SELECTION OF MCADOO AS DIRECTOR

The Secretary of War and I easily agreed that, in view of the many complex interests which must be safeguarded and harmonized, as well as because of his exceptional experience and ability in this new field of governmental action, the Hon. William G. McAdoo was the right man to assume direct administrative control of this new executive task. At our request, he consented to assume the authority and duties of organizer and director-general of the new railway administration. He has assumed those duties, and his work is in active progress.
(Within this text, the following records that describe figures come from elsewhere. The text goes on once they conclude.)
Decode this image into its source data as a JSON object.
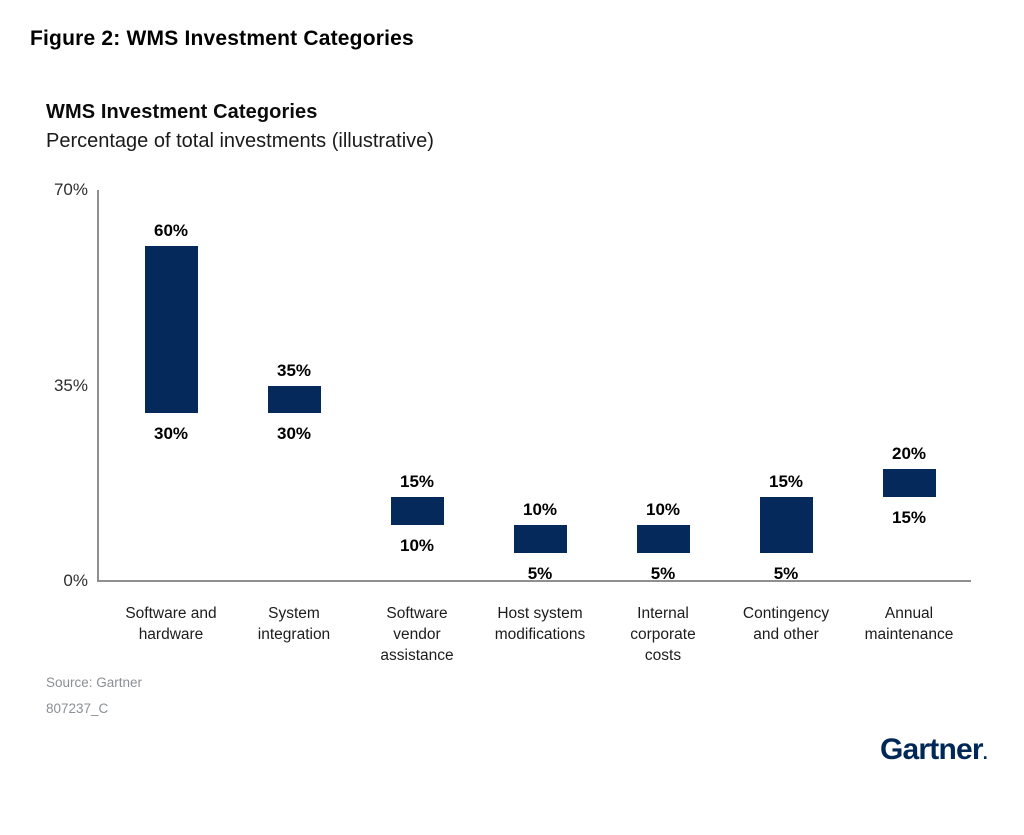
{
  "figure_title": "Figure 2: WMS Investment Categories",
  "chart_data": {
    "type": "bar",
    "subtype": "floating-range-column",
    "title": "WMS Investment Categories",
    "subtitle": "Percentage of total investments (illustrative)",
    "categories": [
      "Software and hardware",
      "System integration",
      "Software vendor assistance",
      "Host system modifications",
      "Internal corporate costs",
      "Contingency and other",
      "Annual maintenance"
    ],
    "label_lines": [
      [
        "Software and",
        "hardware"
      ],
      [
        "System",
        "integration"
      ],
      [
        "Software",
        "vendor",
        "assistance"
      ],
      [
        "Host system",
        "modifications"
      ],
      [
        "Internal",
        "corporate",
        "costs"
      ],
      [
        "Contingency",
        "and other"
      ],
      [
        "Annual",
        "maintenance"
      ]
    ],
    "ranges": [
      [
        30,
        60
      ],
      [
        30,
        35
      ],
      [
        10,
        15
      ],
      [
        5,
        10
      ],
      [
        5,
        10
      ],
      [
        5,
        15
      ],
      [
        15,
        20
      ]
    ],
    "high_labels": [
      "60%",
      "35%",
      "15%",
      "10%",
      "10%",
      "15%",
      "20%"
    ],
    "low_labels": [
      "30%",
      "30%",
      "10%",
      "5%",
      "5%",
      "5%",
      "15%"
    ],
    "ylim": [
      0,
      70
    ],
    "y_ticks": [
      0,
      35,
      70
    ],
    "y_tick_labels": [
      "0%",
      "35%",
      "70%"
    ],
    "bar_color": "#05295a",
    "axis_color": "#8f8f8f",
    "grid": false,
    "legend": false
  },
  "footer": {
    "source": "Source: Gartner",
    "doc_id": "807237_C"
  },
  "logo": {
    "text": "Gartner",
    "mark": ".",
    "color": "#002856"
  }
}
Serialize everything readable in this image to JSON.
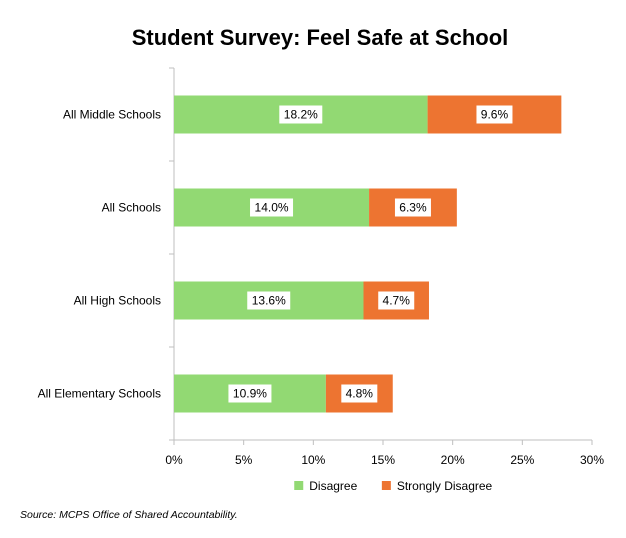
{
  "chart_data": {
    "type": "bar",
    "orientation": "horizontal",
    "stacked": true,
    "title": "Student Survey: Feel Safe at School",
    "categories": [
      "All Middle Schools",
      "All Schools",
      "All High Schools",
      "All Elementary Schools"
    ],
    "series": [
      {
        "name": "Disagree",
        "color": "#92D973",
        "values": [
          18.2,
          14.0,
          13.6,
          10.9
        ],
        "labels": [
          "18.2%",
          "14.0%",
          "13.6%",
          "10.9%"
        ]
      },
      {
        "name": "Strongly Disagree",
        "color": "#ED7431",
        "values": [
          9.6,
          6.3,
          4.7,
          4.8
        ],
        "labels": [
          "9.6%",
          "6.3%",
          "4.7%",
          "4.8%"
        ]
      }
    ],
    "xlim": [
      0,
      30
    ],
    "xticks": [
      0,
      5,
      10,
      15,
      20,
      25,
      30
    ],
    "xtick_labels": [
      "0%",
      "5%",
      "10%",
      "15%",
      "20%",
      "25%",
      "30%"
    ],
    "grid": false,
    "legend": "bottom",
    "source": "Source: MCPS Office of Shared Accountability."
  }
}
It is probably too much to expect that, even under the unified railway administration which will now be possible, sufficient economies can be effected in the operation of the railways to make it possible to add to their equipment and extend their operative facilities as much as the present extraordinary demands upon their use will render desirable, without resorting to the national Treasury for the funds. If it is not possible, it will, of course, be necessary to resort to the Congress for grants of money for that purpose. The Secretary of the Treasury will advise with your committees with regard to this very practical aspect of the matter. For the present, I suggest only the guarantees I have indicated and such appropriations as are necessary at the outset of this task.

I take the liberty of expressing the hope that the Congress may grant these promptly and ungrudgingly. We are dealing with great matters, and will, I am sure, deal with them greatly.